É importante aprofundar o significado, os limites e os riscos das políticas de inclusão social nas universidades públicas em geral e nas estaduais paulistas em particular.
Um debate que ocorre mesmo entre os que defendem as cotas sociais, pela via do renda ou pela origem na escola pública, é o das relações entre estas e as cotas étnicas.
Confesso que durante algum tempo não estive convencido das cotas étnicas, embora defensor convicto das cotas sociais. Meu raciocínio era que pretos, pardos ou índios não eram vetados no ingresso à universidade porque o fossem, mas porque eram pobres. Assim, um boa política de cotas sociais traria, automaticamente, a inclusão desses setores.
Curiosamente, quem me convenceu foi um deputado republicano durante as avaliações dos quarenta anos de ações afirmativas nos EUA. Ele afirmou não conseguir avaliar com precisão o quanto aquelas ações haviam sido boas para the black people, mas estar convencido que eram muito importantes para os alunos, professores e funcionários brancos.
Traduzo: certamente importa para alunos e alunas PPI estar nas salas de aula das melhores universidades públicas do país. Sim, importa que a filha do porteiro possa chegar ao doutorado. Mas talvez seja ainda mais importante, considerada o caráter estrutural do racismo, que alunos – e professores e funcionários – brancos passem a conviver, cotidianamente, com a sua presença na sala de aula e nos espaços até então domínio exclusivo, ou quase, da branquitude.

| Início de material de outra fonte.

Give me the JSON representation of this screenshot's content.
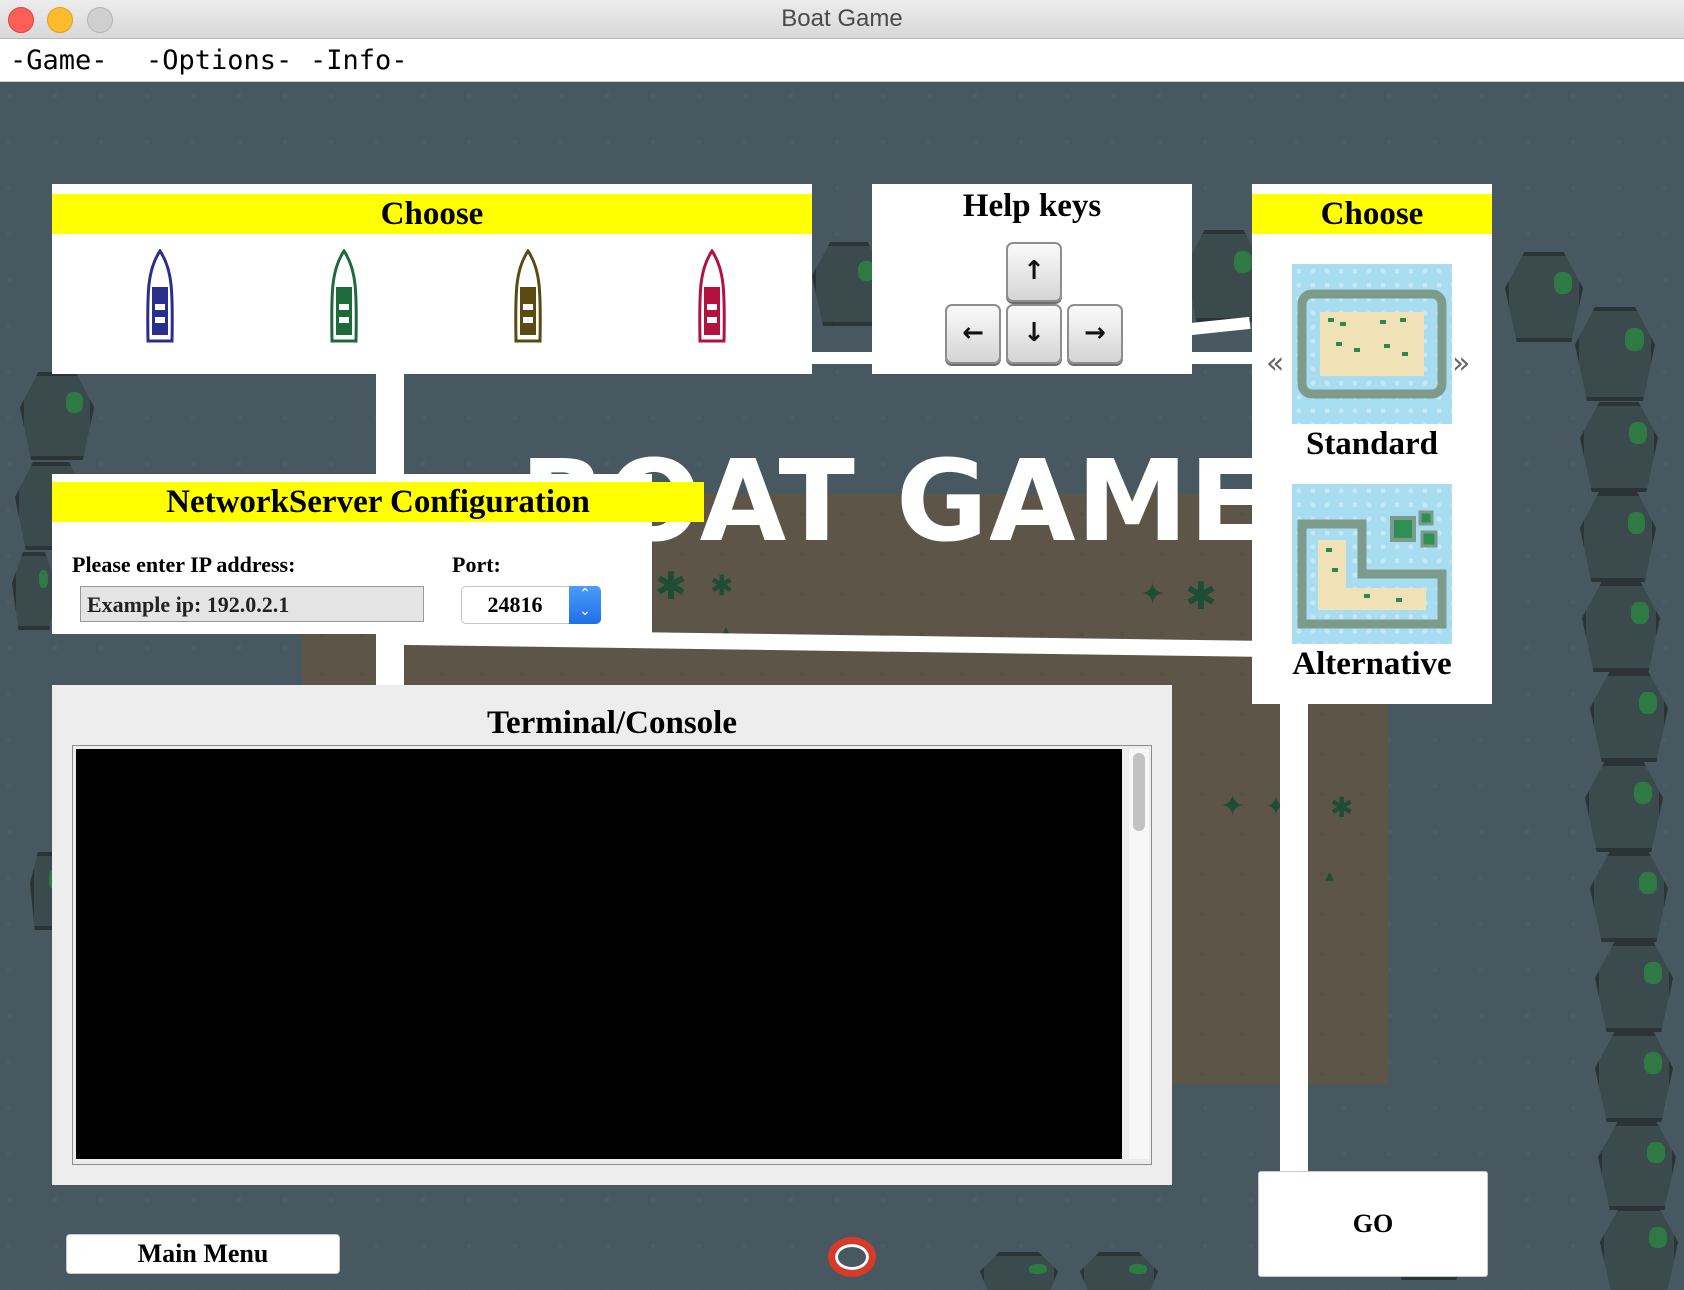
{
  "window": {
    "title": "Boat Game"
  },
  "menu": {
    "items": [
      "-Game-",
      "-Options-",
      "-Info-"
    ]
  },
  "background": {
    "title": "BOAT GAME"
  },
  "boat_picker": {
    "heading": "Choose",
    "boats": [
      {
        "name": "blue-boat",
        "color": "#2b2f8c"
      },
      {
        "name": "green-boat",
        "color": "#1d6b3a"
      },
      {
        "name": "olive-boat",
        "color": "#5b4a12"
      },
      {
        "name": "red-boat",
        "color": "#b3123f"
      }
    ]
  },
  "help_keys": {
    "heading": "Help keys",
    "keys": {
      "up": "↑",
      "left": "←",
      "down": "↓",
      "right": "→"
    }
  },
  "map_picker": {
    "heading": "Choose",
    "prev_symbol": "«",
    "next_symbol": "»",
    "maps": [
      {
        "label": "Standard"
      },
      {
        "label": "Alternative"
      }
    ]
  },
  "network": {
    "heading": "NetworkServer Configuration",
    "ip_label": "Please enter IP address:",
    "ip_value": "Example ip: 192.0.2.1",
    "port_label": "Port:",
    "port_value": "24816",
    "spinner_up": "⌃",
    "spinner_down": "⌄"
  },
  "console": {
    "heading": "Terminal/Console",
    "text": ""
  },
  "buttons": {
    "main_menu": "Main Menu",
    "go": "GO"
  },
  "colors": {
    "header_yellow": "#ffff00",
    "water": "#475860",
    "sand": "#5e5549",
    "spinner_blue": "#2f7df0"
  }
}
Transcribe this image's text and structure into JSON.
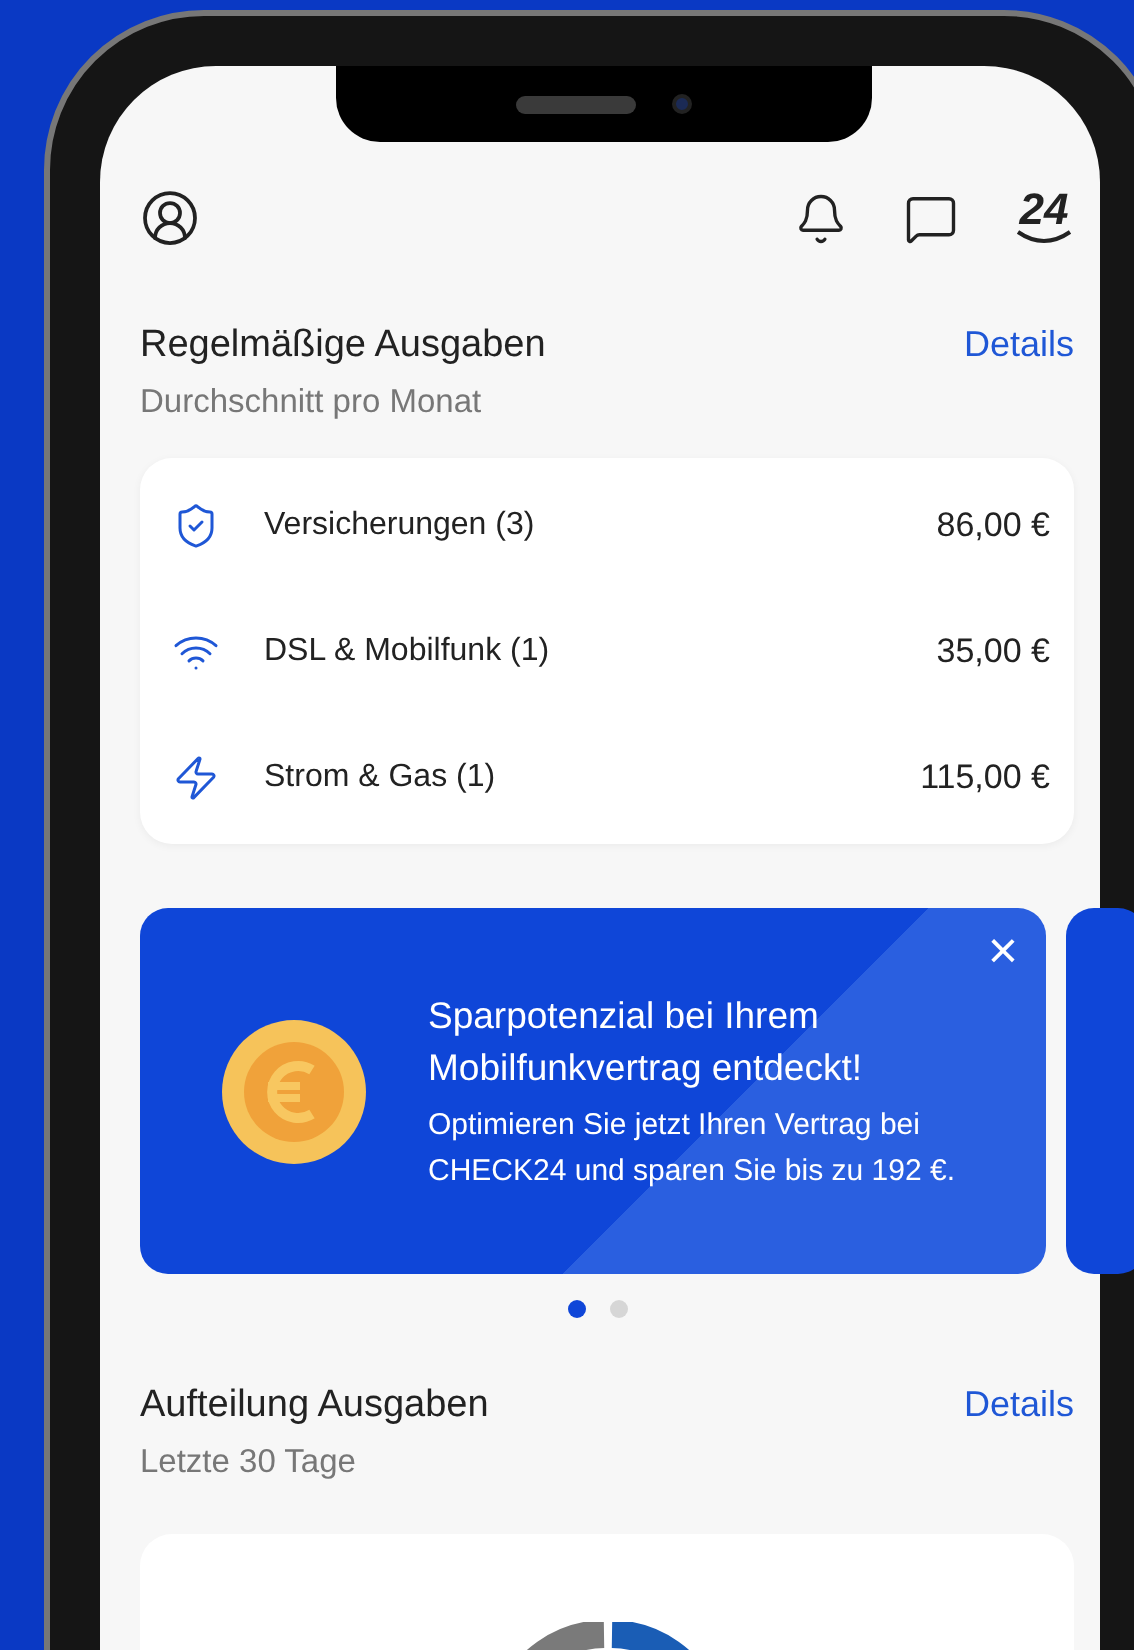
{
  "header": {
    "logo_text": "24"
  },
  "recurring": {
    "title": "Regelmäßige Ausgaben",
    "subtitle": "Durchschnitt pro Monat",
    "link": "Details",
    "items": [
      {
        "label": "Versicherungen (3)",
        "amount": "86,00 €"
      },
      {
        "label": "DSL & Mobilfunk (1)",
        "amount": "35,00 €"
      },
      {
        "label": "Strom & Gas (1)",
        "amount": "115,00 €"
      }
    ]
  },
  "promo": {
    "title": "Sparpotenzial bei Ihrem Mobilfunkvertrag entdeckt!",
    "body": "Optimieren Sie jetzt Ihren Vertrag bei CHECK24 und sparen Sie bis zu 192 €.",
    "close": "×",
    "pager": [
      {
        "selected": true
      },
      {
        "selected": false
      }
    ]
  },
  "breakdown": {
    "title": "Aufteilung Ausgaben",
    "subtitle": "Letzte 30 Tage",
    "link": "Details"
  }
}
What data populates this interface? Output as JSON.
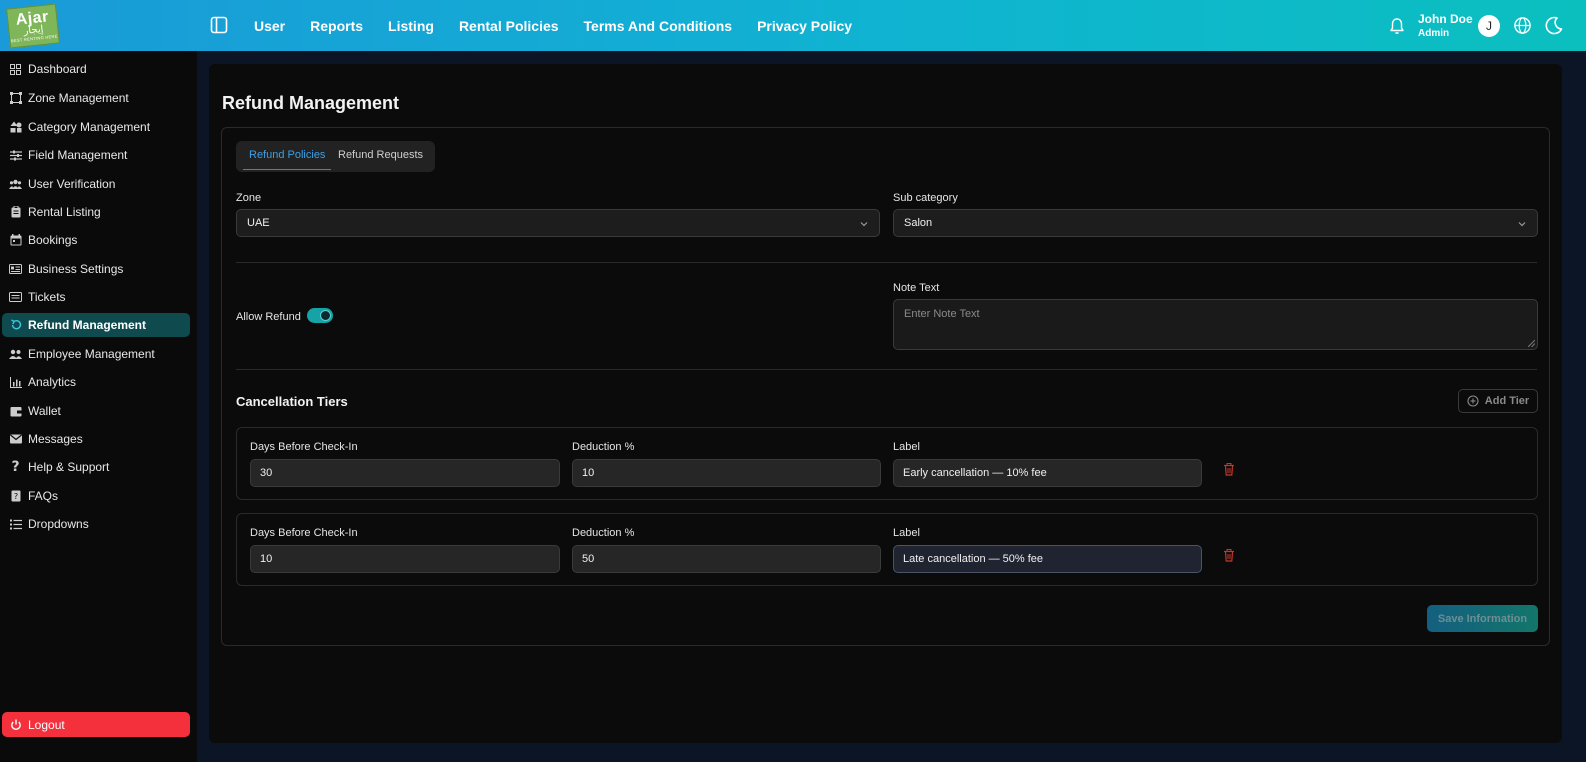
{
  "logo": {
    "line1": "Ajar",
    "line2": "إيجار",
    "line3": "BEST RENTING HERE"
  },
  "nav": {
    "items": [
      "User",
      "Reports",
      "Listing",
      "Rental Policies",
      "Terms And Conditions",
      "Privacy Policy"
    ]
  },
  "user": {
    "name": "John Doe",
    "role": "Admin",
    "initial": "J"
  },
  "sidebar": {
    "items": [
      {
        "label": "Dashboard",
        "icon": "dashboard-icon"
      },
      {
        "label": "Zone Management",
        "icon": "zone-icon"
      },
      {
        "label": "Category Management",
        "icon": "category-icon"
      },
      {
        "label": "Field Management",
        "icon": "sliders-icon"
      },
      {
        "label": "User Verification",
        "icon": "users-icon"
      },
      {
        "label": "Rental Listing",
        "icon": "clipboard-icon"
      },
      {
        "label": "Bookings",
        "icon": "calendar-icon"
      },
      {
        "label": "Business Settings",
        "icon": "id-card-icon"
      },
      {
        "label": "Tickets",
        "icon": "ticket-icon"
      },
      {
        "label": "Refund Management",
        "icon": "refund-icon"
      },
      {
        "label": "Employee Management",
        "icon": "people-icon"
      },
      {
        "label": "Analytics",
        "icon": "analytics-icon"
      },
      {
        "label": "Wallet",
        "icon": "wallet-icon"
      },
      {
        "label": "Messages",
        "icon": "mail-icon"
      },
      {
        "label": "Help & Support",
        "icon": "question-icon"
      },
      {
        "label": "FAQs",
        "icon": "faq-icon"
      },
      {
        "label": "Dropdowns",
        "icon": "list-icon"
      }
    ],
    "active": "Refund Management",
    "logout_label": "Logout"
  },
  "page": {
    "title": "Refund Management",
    "tabs": [
      {
        "label": "Refund Policies",
        "active": true
      },
      {
        "label": "Refund Requests",
        "active": false
      }
    ],
    "zone": {
      "label": "Zone",
      "value": "UAE"
    },
    "sub_category": {
      "label": "Sub category",
      "value": "Salon"
    },
    "allow_refund": {
      "label": "Allow Refund",
      "enabled": true
    },
    "note_text": {
      "label": "Note Text",
      "placeholder": "Enter Note Text",
      "value": ""
    },
    "cancellation": {
      "title": "Cancellation Tiers",
      "add_label": "Add Tier",
      "tiers": [
        {
          "days_label": "Days Before Check-In",
          "days": "30",
          "deduction_label": "Deduction %",
          "deduction": "10",
          "label_label": "Label",
          "label": "Early cancellation — 10% fee"
        },
        {
          "days_label": "Days Before Check-In",
          "days": "10",
          "deduction_label": "Deduction %",
          "deduction": "50",
          "label_label": "Label",
          "label": "Late cancellation — 50% fee"
        }
      ]
    },
    "save_label": "Save Information"
  },
  "colors": {
    "accent": "#16a3a8",
    "danger": "#f5303d",
    "tab_active": "#3aa0e8",
    "trash": "#c0392b"
  }
}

Também importa debater quanto e como, apesar dos sofismas meritocráticos, a universidade terá a ganhar em qualidade com sua a sua presença, no ensino, na pesquisa e, talvez sobretudo, na extensão.
Mas é fundamental, neste momento, alertar para os impasses e riscos de brutal regressão nesses ainda tímidos avanços civilizatórios.
Sabemos que além do ingresso é fundamental viabilizar a permanência desses alunos na universidade e isso custa dinheiro. Para as estaduais, ao menos enquanto Doria não conseguir avançar sobre o percentual do ICMS, há que escolher de onde tirar recursos para fortalecer a permanência. Mas e as universidades federais que não terão, muitas delas, nem mesmo condições de funcionar o ano inteiro?
E o que esperar de um governo cujo ministro da Economia, com o “mérito” de ter nascido em família rica, que pode pagar seu doutorado em Chicago e que se gaba de ler Keynes no original, propõe, como solução para o crescimento galopante da miséria e da fome no Brasil, o aproveitamento “racional” dos restos de comida das mesas e restaurantes da classe média?
Em lugar de uma política social, os genocidas e demofóbicos oferecem aquilo que a nossa tradição rural sempre conheceu como a “lavagem para os porcos”.